Rich compost from our compost pile. It is like gold. Our garden is very productive due to the quality of our soil. We plant everything in raised beds full of this compost. It is easy to work with and full of earthworms. I love the smell of the dirt and the feel of it between my fingers. I guess it is no surprise that one of my favorite things to do as a child was to make mud pies and play in the dirt.



The seeds I ordered from Comstock, Ferre & Co. are heirloom seeds. They do not sell any GMO (genetically modified organism) seeds and that was what I was looking for in a seed company. I do not want to contribute even in a tiny way to Monsanto. If you don't know who Monsanto is, they are currently the company that is in control of the GMO seed market. Anyway, this post is not about the politics of heirloom seeds, but about my own little food factory here.



Today the seeds I stared were winter squash varieties. Last year we grew a few different kinds but didn't get as many to store as I wanted. I want to store as much food as possible. So this year I am doubling the amount of vegetables as I normally do. I will store some fresh and can the rest. Squash is one of our favorites. How about you? What kind of vegetables are you growing this year? I am getting started today because I have spring fever. 



Copyright © 2011 Kathleen G. Lupole
All Photographs Copyright © 2011  Kathleen G. Lupole


5 comments:

Carolyn Renee said...

We're also going to focus on winter squash for storing this winter....we like it a lot and can't stand paying $4 for a butternut squash. When the root cellar is full of winter squash, it will be our little "gold mine".

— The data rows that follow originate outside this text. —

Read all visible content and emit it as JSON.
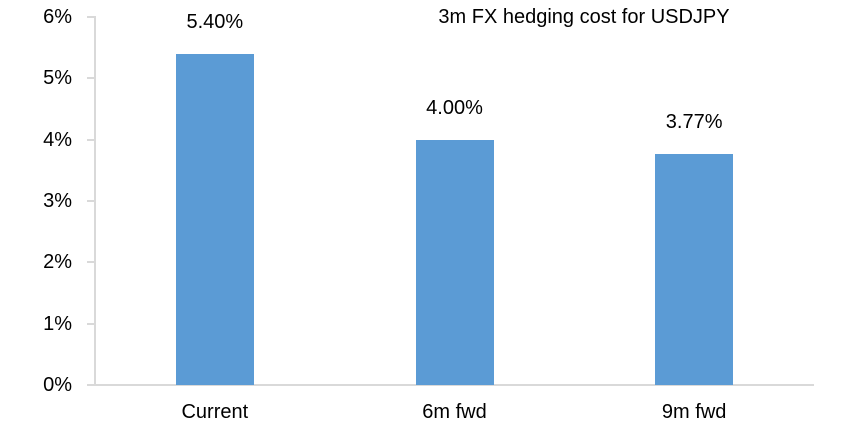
{
  "chart_data": {
    "type": "bar",
    "title": "3m FX hedging cost for USDJPY",
    "categories": [
      "Current",
      "6m fwd",
      "9m fwd"
    ],
    "values": [
      5.4,
      4.0,
      3.77
    ],
    "data_labels": [
      "5.40%",
      "4.00%",
      "3.77%"
    ],
    "xlabel": "",
    "ylabel": "",
    "ylim": [
      0,
      6
    ],
    "ytick_step": 1,
    "ytick_labels": [
      "0%",
      "1%",
      "2%",
      "3%",
      "4%",
      "5%",
      "6%"
    ],
    "grid": false,
    "legend": "none",
    "bar_color": "#5b9bd5",
    "axis_color": "#d9d9d9",
    "text_color": "#000000"
  }
}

I'd like to try carrots, parsnips and other root crops, but our soil is still too rocky/clay and haven't got enough room in the raised beds yet. Maybe next year.....unless DH decides to make me four more raised beds in the next week or so!

Ada said...

Happy seed starting! What a good tip about using compost. That makes so much sense that you'd need to sterilize. I'll be starting tomatoes and flowers in a couple weeks. Nothing gets planted around here until the first weekend of June so there's no reason to rush into the seed starting, no matter how much I might want to!

Paula & Skip said...

Oh, Kat, I am in Spring fever too. Not having such a big patio I decided on lettuce, onions, carrots, some herbs and sugar peas. Tomatoes, berries and apples we will collect at the organic farm ca 15miles down the road. I told you all of that before. Tells you how much Spring fever is around! Love and hugs

katlupe said...

I have started several varieties of winter squash, Carlolyn Renee, and it is amazing to me how many varieties there are! My root cellar will be full too this year.

Ada, the compost alone, makes our horses earn their keep! I don't usually start plants so early. But after learning how to get a jump on the season last year, I like starting them early.

katlupe said...

Paula, I am buying tomatoes, berries and apples this year as well. Tomatoes, I have to rest my garden from this year due to the blight from the last two years. Thanks for spending some time on my blog!